What Are the Advantages of a SLAT?
In addition to providing tax benefits by transferring wealth outside of an estate, a SLAT can allow the funds to remain indirectly accessible to the donor via the spouse in case of a serious need. In other words, the non-donor spouse can use the funds to benefit the donor or the family, or to take care of family or marital expenses. In this way, the donor can still benefit from the funds, even though they are held in trust for the spouse. The non-donor spouse can request distributions from the trustee, and these funds may be used in ways that benefit the donor spouse, such as maintaining the couple’s accustomed standard of living. It is most often recommended, however, that these distributions be taken only as a last resort if all other resources have been exhausted.
What Are Some Things to Consider Before Funding a SLAT?
While a SLAT may seem advantageous, there are things to consider before adding one to your estate plan, First, if the couple divorces or the non-donor spouse passes away, the donor spouse will no longer have indirect access to the assets. If you live in a state without estate taxes, carefully consider the other possible advantages of a SLAT before deciding if this kind of trust is right for you, since the tax advantages will not be as great as they would be for people living in states that do have state estate taxes. While a SLAT set up as a grantor trust will not need to file a separate tax return, if the SLAT is not structured as a grantor trust, a separate income tax return will be required. The transfer of property to the SLAT will cause the need to report the transfer on a gift tax return in the year of the gift.

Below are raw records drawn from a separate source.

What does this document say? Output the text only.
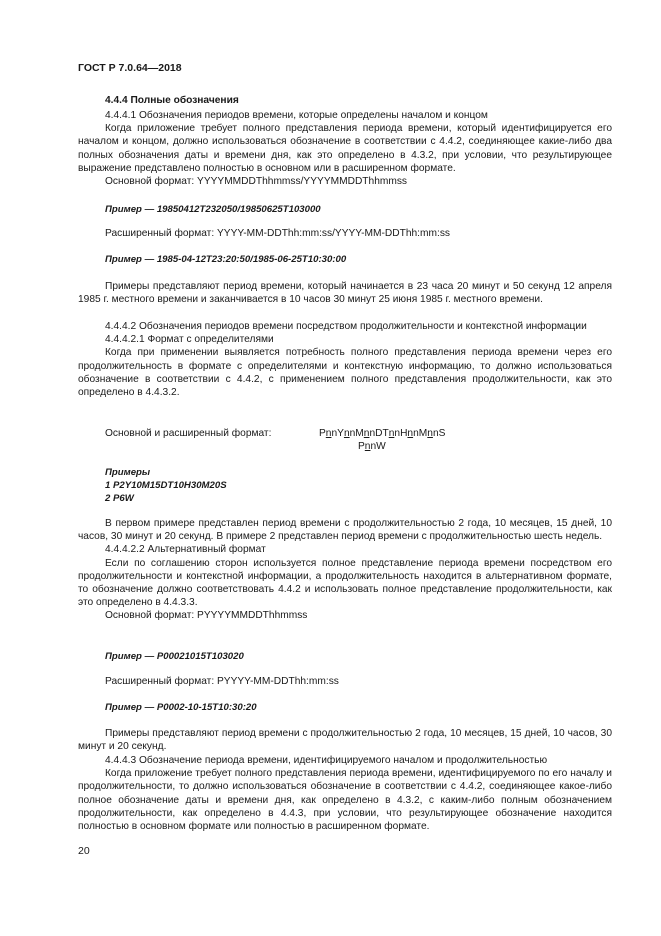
ГОСТ Р 7.0.64—2018

4.4.4 Полные обозначения

4.4.4.1 Обозначения периодов времени, которые определены началом и концом

Когда приложение требует полного представления периода времени, который идентифицируется его началом и концом, должно использоваться обозначение в соответствии с 4.4.2, соединяющее какие-либо два полных обозначения даты и времени дня, как это определено в 4.3.2, при условии, что результирующее выражение представлено полностью в основном или в расширенном формате.

Основной формат: YYYYMMDDThhmmss/YYYYMMDDThhmmss

Пример — 19850412T232050/19850625T103000

Расширенный формат: YYYY-MM-DDThh:mm:ss/YYYY-MM-DDThh:mm:ss

Пример — 1985-04-12T23:20:50/1985-06-25T10:30:00

Примеры представляют период времени, который начинается в 23 часа 20 минут и 50 секунд 12 апреля 1985 г. местного времени и заканчивается в 10 часов 30 минут 25 июня 1985 г. местного времени.

4.4.4.2 Обозначения периодов времени посредством продолжительности и контекстной информации

4.4.4.2.1 Формат с определителями

Когда при применении выявляется потребность полного представления периода времени через его продолжительность в формате с определителями и контекстную информацию, то должно использоваться обозначение в соответствии с 4.4.2, с применением полного представления продолжительности, как это определено в 4.4.3.2.

Основной и расширенный формат:	PnnYnnMnnDTnnHnnMnnS
PnnW

Примеры

1 P2Y10M15DT10H30M20S

2 P6W

В первом примере представлен период времени с продолжительностью 2 года, 10 месяцев, 15 дней, 10 часов, 30 минут и 20 секунд. В примере 2 представлен период времени с продолжительностью шесть недель.

4.4.4.2.2 Альтернативный формат

Если по соглашению сторон используется полное представление периода времени посредством его продолжительности и контекстной информации, а продолжительность находится в альтернативном формате, то обозначение должно соответствовать 4.4.2 и использовать полное представление продолжительности, как это определено в 4.4.3.3.

Основной формат: PYYYYMMDDThhmmss

Пример — P00021015T103020

Расширенный формат: PYYYY-MM-DDThh:mm:ss

Пример — P0002-10-15T10:30:20

Примеры представляют период времени с продолжительностью 2 года, 10 месяцев, 15 дней, 10 часов, 30 минут и 20 секунд.

4.4.4.3 Обозначение периода времени, идентифицируемого началом и продолжительностью

Когда приложение требует полного представления периода времени, идентифицируемого по его началу и продолжительности, то должно использоваться обозначение в соответствии с 4.4.2, соединяющее какое-либо полное обозначение даты и времени дня, как определено в 4.3.2, с каким-либо полным обозначением продолжительности, как определено в 4.4.3, при условии, что результирующее обозначение находится полностью в основном формате или полностью в расширенном формате.

20
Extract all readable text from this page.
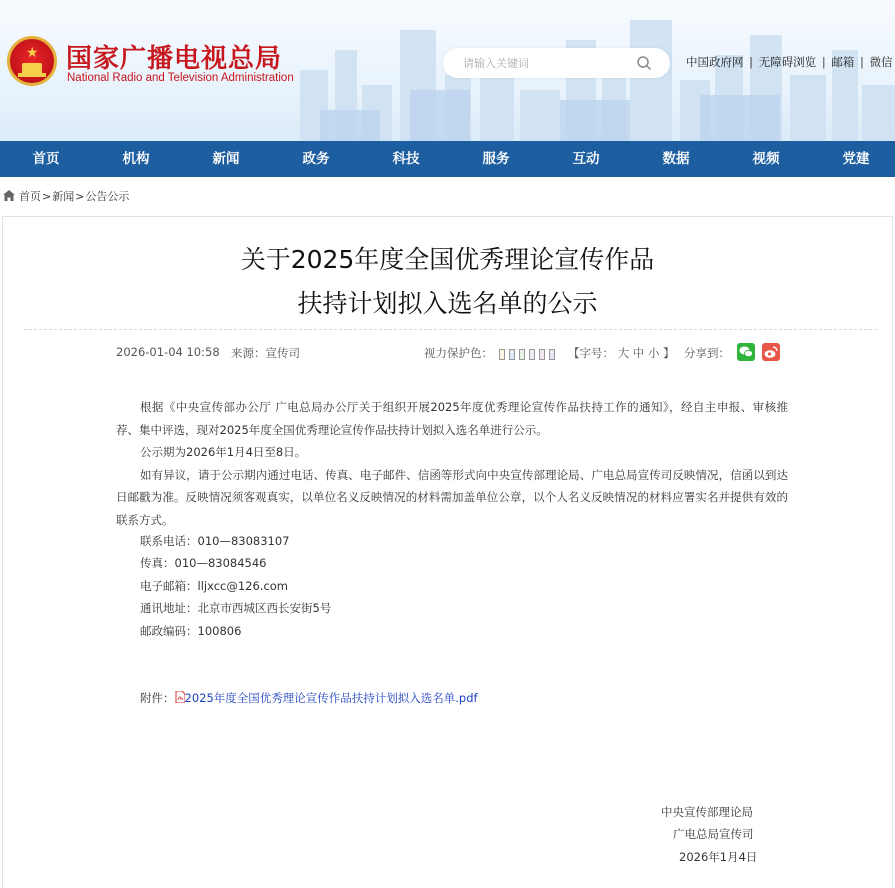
★ 国家广播电视总局
National Radio and Television Administration
请输入关键词
中国政府网 | 无障碍浏览 | 邮箱 | 微信
首页	机构	新闻	政务	科技	服务	互动	数据	视频	党建
首页>新闻>公告公示
关于2025年度全国优秀理论宣传作品
扶持计划拟入选名单的公示
2026-01-04 10:58 来源：宣传司	视力保护色：	【字号： 大 中 小 】 分享到：

根据《中央宣传部办公厅 广电总局办公厅关于组织开展2025年度优秀理论宣传作品扶持工作的通知》，经自主申报、审核推荐、集中评选，现对2025年度全国优秀理论宣传作品扶持计划拟入选名单进行公示。

公示期为2026年1月4日至8日。

如有异议，请于公示期内通过电话、传真、电子邮件、信函等形式向中央宣传部理论局、广电总局宣传司反映情况，信函以到达日邮戳为准。反映情况须客观真实，以单位名义反映情况的材料需加盖单位公章，以个人名义反映情况的材料应署实名并提供有效的联系方式。

联系电话：010—83083107
传真：010—83084546
电子邮箱：lljxcc@126.com
通讯地址：北京市西城区西长安街5号
邮政编码：100806
附件： 2025年度全国优秀理论宣传作品扶持计划拟入选名单.pdf
中央宣传部理论局
广电总局宣传司
2026年1月4日
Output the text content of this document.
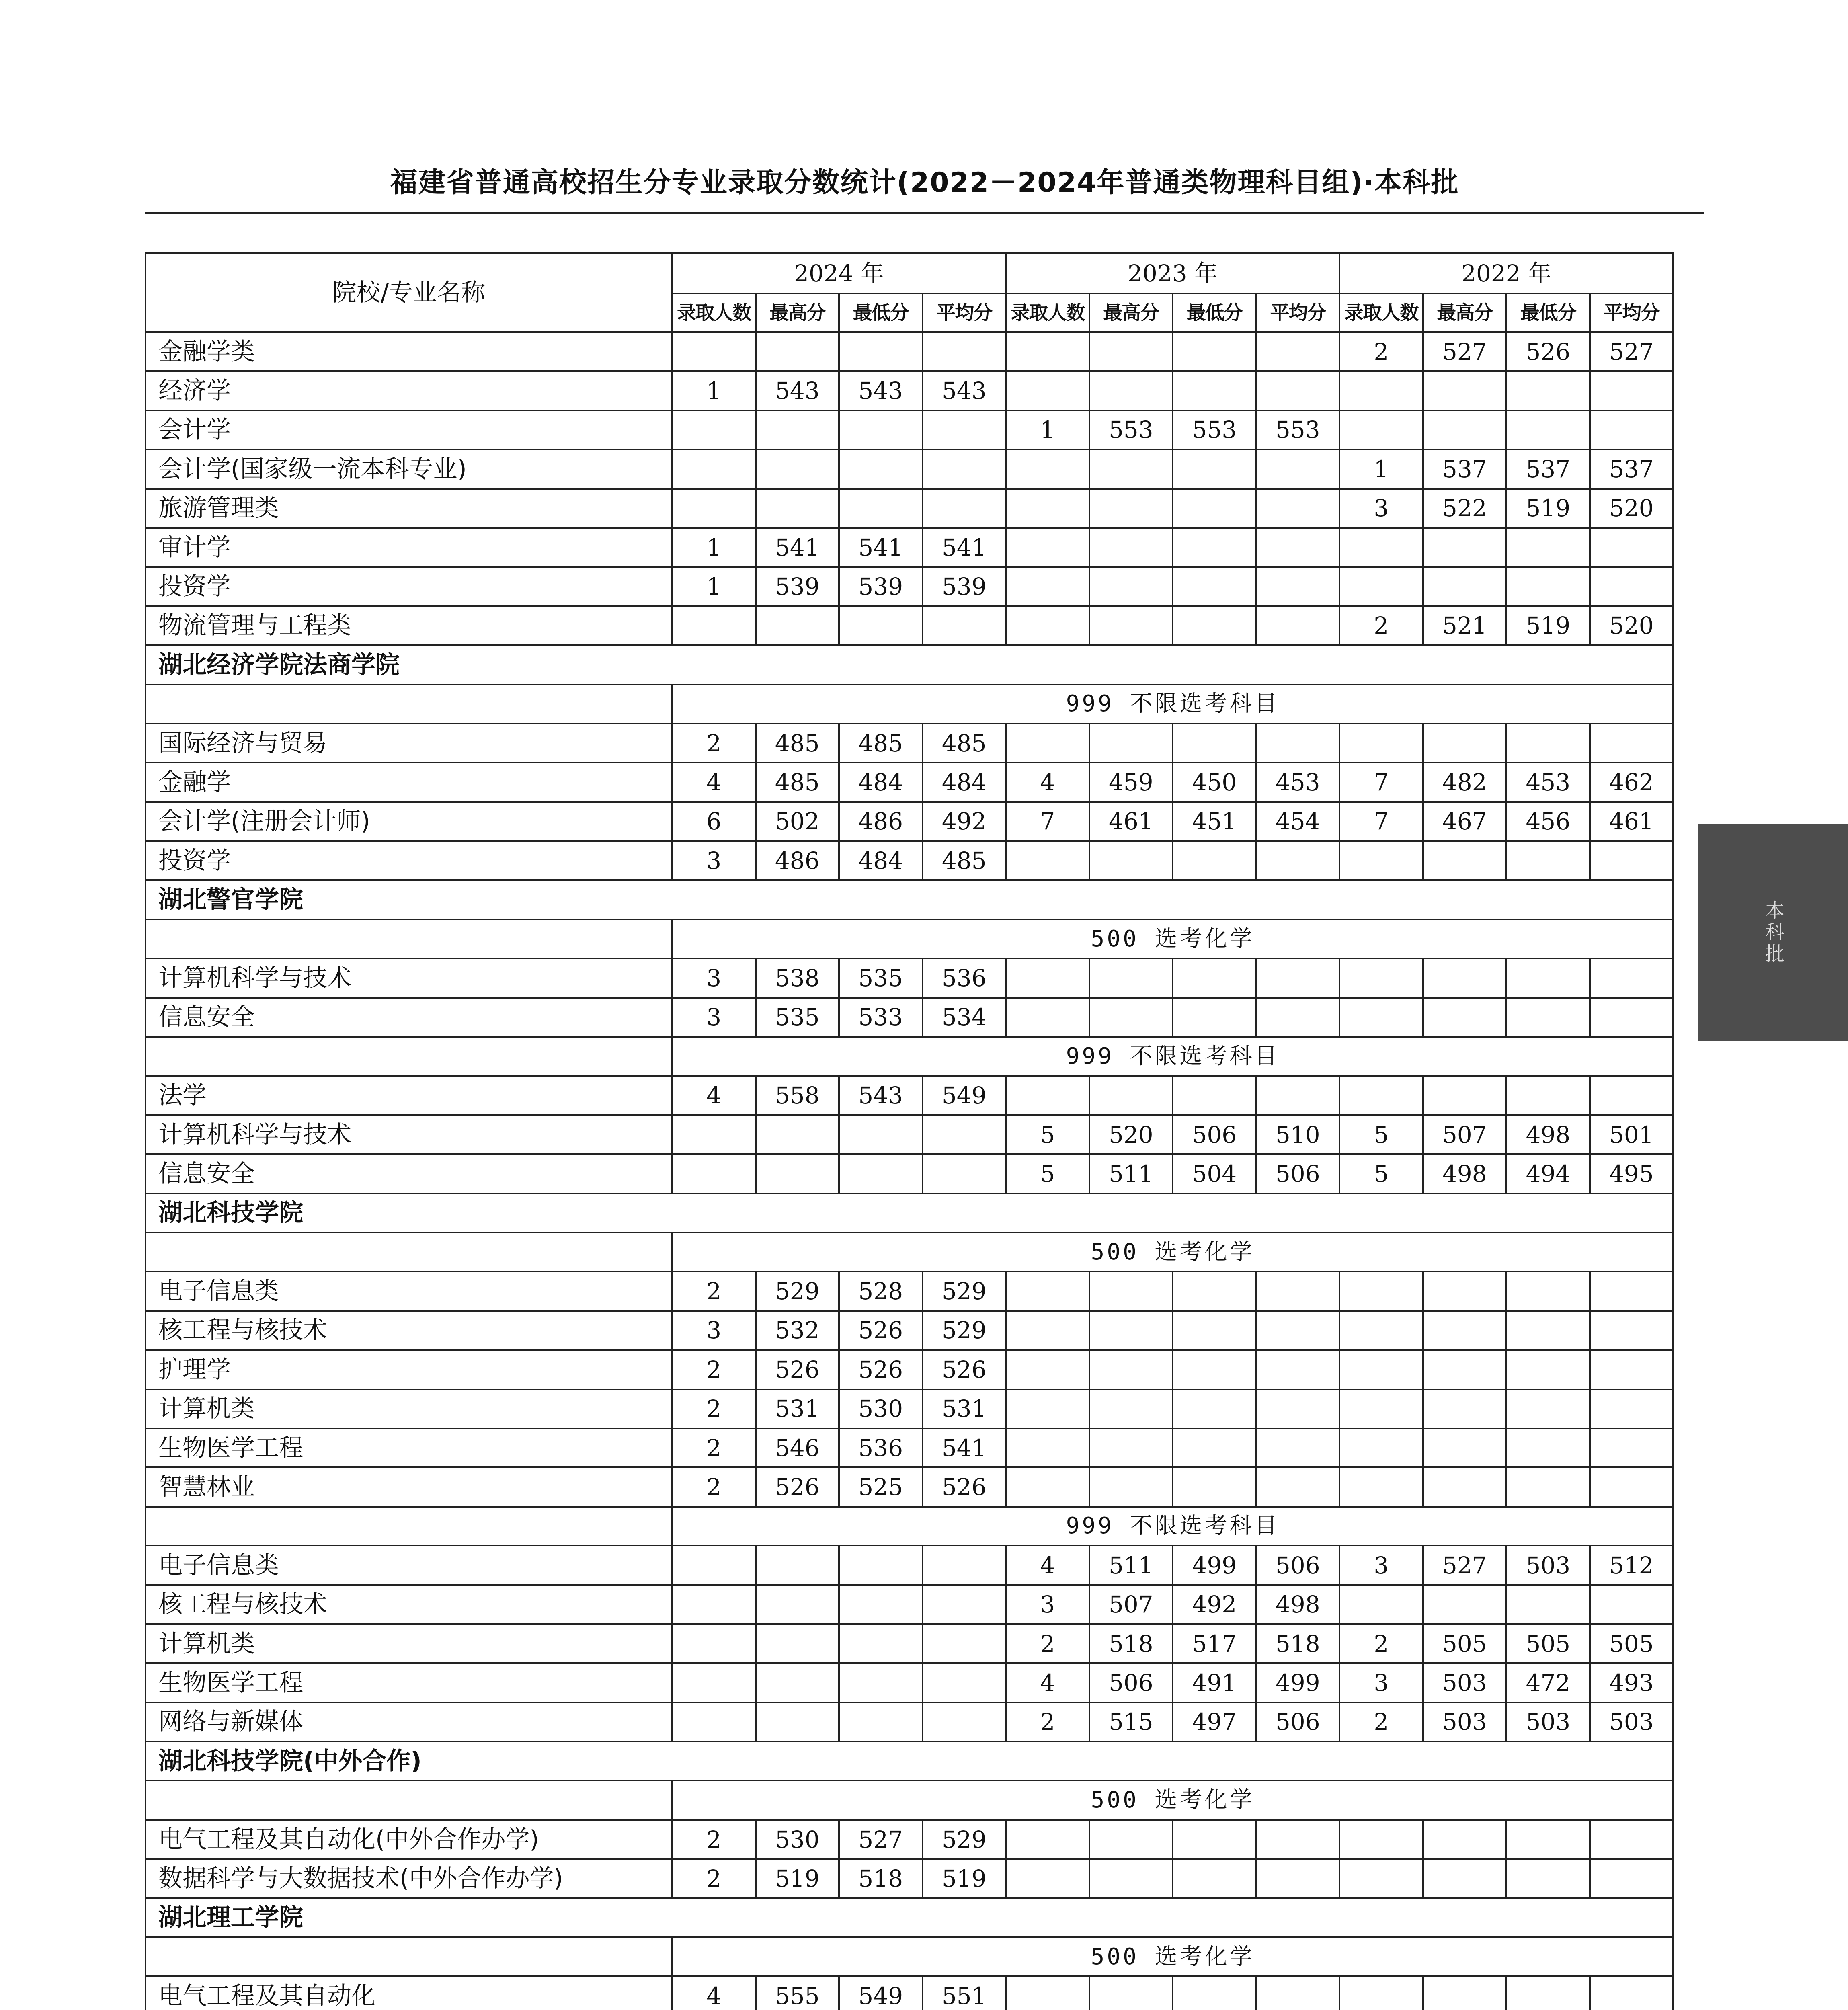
福建省普通高校招生分专业录取分数统计(2022－2024年普通类物理科目组)·本科批
院校/专业名称	2024 年				2023 年				2022 年			
	录取人数	最高分	最低分	平均分	录取人数	最高分	最低分	平均分	录取人数	最高分	最低分	平均分
金融学类									2	527	526	527
经济学	1	543	543	543								
会计学					1	553	553	553				
会计学(国家级一流本科专业)									1	537	537	537
旅游管理类									3	522	519	520
审计学	1	541	541	541								
投资学	1	539	539	539								
物流管理与工程类									2	521	519	520
湖北经济学院法商学院												
	999 不限选考科目											
国际经济与贸易	2	485	485	485								
金融学	4	485	484	484	4	459	450	453	7	482	453	462
会计学(注册会计师)	6	502	486	492	7	461	451	454	7	467	456	461
投资学	3	486	484	485								
湖北警官学院												
	500 选考化学											
计算机科学与技术	3	538	535	536								
信息安全	3	535	533	534								
	999 不限选考科目											
法学	4	558	543	549								
计算机科学与技术					5	520	506	510	5	507	498	501
信息安全					5	511	504	506	5	498	494	495
湖北科技学院												
	500 选考化学											
电子信息类	2	529	528	529								
核工程与核技术	3	532	526	529								
护理学	2	526	526	526								
计算机类	2	531	530	531								
生物医学工程	2	546	536	541								
智慧林业	2	526	525	526								
	999 不限选考科目											
电子信息类					4	511	499	506	3	527	503	512
核工程与核技术					3	507	492	498				
计算机类					2	518	517	518	2	505	505	505
生物医学工程					4	506	491	499	3	503	472	493
网络与新媒体					2	515	497	506	2	503	503	503
湖北科技学院(中外合作)												
	500 选考化学											
电气工程及其自动化(中外合作办学)	2	530	527	529								
数据科学与大数据技术(中外合作办学)	2	519	518	519								
湖北理工学院												
	500 选考化学											
电气工程及其自动化	4	555	549	551								

本科批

What Kinds of Assets Can be Transferred into a SLAT?
A SLAT may be funded with many types of assets, as long as they are not jointly held by the spouses. If jointly-held assets are included in a SLAT, the gift will be treated as coming from both spouses, which negates the advantages of the SLAT. Some states consider all marital property jointly held (known as community property states), and SLATS funded in these states may require additional paperwork and documentation.
Does a SLAT Make Sense for My Situation?
It is impossible to determine who will benefit from a SLAT and who will not without a careful review of the couple’s unique situation. An experienced and knowledgeable estate planning attorney can help you decide if a SLAT is right for you, or whether there might be other estate planning tools that could benefit you.